In Manhattan's First District, the name game goes Asian. Challenger Pete Gleason is raising a ruckus that incumbent Gerson may be misleading Chinatown's voters by using a Chinese version of his name that would have him "appear" to be of Chinese ancestryon paper at least. Gleason maintains that the Board of Elections is allowing Gerson to run as Kohr Arlun, with Kohr being the Chinese phonetic equivalent of Ger and Arlun approximating Alan. Having the family name appear first is a time-honored Chinese tradition, and Arlun means "friend of the Asian community." Gerson's name change "is fraud," charges Gleason. The other candidates on the ballot have their Chinese phonetical equivalents in a sharply different Western format.
"Everyone in the community knows that Kohr Arlun is a white guy, a city councilmember," insists Gerson. "This name was adopted 10 years or more before I ran for the council.
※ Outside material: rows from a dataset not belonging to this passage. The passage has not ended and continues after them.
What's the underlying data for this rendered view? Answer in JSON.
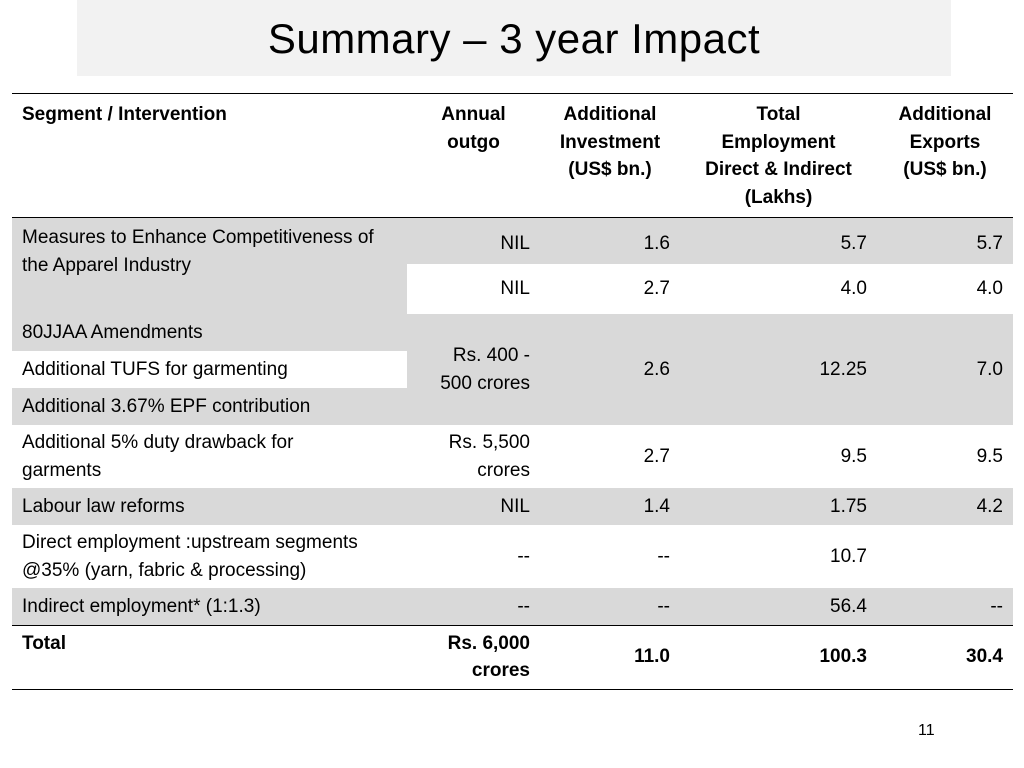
{
  "title": "Summary – 3 year Impact",
  "table": {
    "headers": {
      "segment": "Segment / Intervention",
      "outgo_1": "Annual",
      "outgo_2": "outgo",
      "inv_1": "Additional",
      "inv_2": "Investment",
      "inv_3": "(US$ bn.)",
      "emp_1": "Total",
      "emp_2": "Employment",
      "emp_3": "Direct & Indirect",
      "emp_4": "(Lakhs)",
      "exp_1": "Additional",
      "exp_2": "Exports",
      "exp_3": "(US$ bn.)"
    },
    "apparel": {
      "label": "Measures to Enhance Competitiveness of the Apparel Industry",
      "row1": {
        "outgo": "NIL",
        "investment": "1.6",
        "employment": "5.7",
        "exports": "5.7"
      },
      "row2": {
        "outgo": "NIL",
        "investment": "2.7",
        "employment": "4.0",
        "exports": "4.0"
      }
    },
    "group": {
      "item1": "80JJAA Amendments",
      "item2": "Additional TUFS for garmenting",
      "item3": "Additional 3.67% EPF contribution",
      "outgo_1": "Rs. 400 -",
      "outgo_2": "500 crores",
      "investment": "2.6",
      "employment": "12.25",
      "exports": "7.0"
    },
    "drawback": {
      "label_1": "Additional 5% duty drawback for",
      "label_2": "garments",
      "outgo_1": "Rs. 5,500",
      "outgo_2": "crores",
      "investment": "2.7",
      "employment": "9.5",
      "exports": "9.5"
    },
    "labour": {
      "label": "Labour law reforms",
      "outgo": "NIL",
      "investment": "1.4",
      "employment": "1.75",
      "exports": "4.2"
    },
    "direct": {
      "label_1": "Direct employment :upstream segments",
      "label_2": "@35% (yarn, fabric & processing)",
      "outgo": "--",
      "investment": "--",
      "employment": "10.7",
      "exports": ""
    },
    "indirect": {
      "label": "Indirect employment* (1:1.3)",
      "outgo": "--",
      "investment": "--",
      "employment": "56.4",
      "exports": "--"
    },
    "total": {
      "label": "Total",
      "outgo_1": "Rs. 6,000",
      "outgo_2": "crores",
      "investment": "11.0",
      "employment": "100.3",
      "exports": "30.4"
    }
  },
  "page_number": "11",
  "colors": {
    "shade": "#d9d9d9",
    "title_bg": "#f2f2f2",
    "rule": "#000000"
  }
}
The name issue didn't come up the last time, when I had three Chinese opponents."
What's family got to do with it? In the South Bronx, it's the confusing one-two generational punch of the Espada familythe father, Pedro Espada Jr. and his son, Pedro G. Espada. Espada Jr. is the incumbent, just elected to fill a vacancy in February. But he decided to back his son, Pedro G., who lost a council seat in 2001. The senior Espada was a long-term Democrat who, as a member of the state senate, walked across the aisle and joined the GOP majority in a much ballyhooed conversion last year. Then he lost his senate seat, only to win the councilmanic seat of the man who beat him in the senate racea salsa version of musical chairs. After filing petitions, the senior Espada inexplicably dropped out and substituted his son, too late for Pedro G. to qualify for CFB matching funds. Pedro G.'s challenger, Annabel Palma, was an organizer for Local 1199 and enjoys the strong support of the hospital workers' formidable leader and mass mobilizer, Dennis Rivera. She has raised $83,637the most of any non-incumbent. Palma began as a certified nursing assistant at St. Vincent de Paul Senior Residence in the Bronx in 1993 at the age of 21 and quickly began encouraging her co-workers to join 1199. Now 31, Palma is backed by the Bronx Democratic Party and former borough president Fernando Ferrer, longtime Espada antagonists. Only in the Bronx can a "machine" candidate take on the role of a reformer battling a nascent dynasty.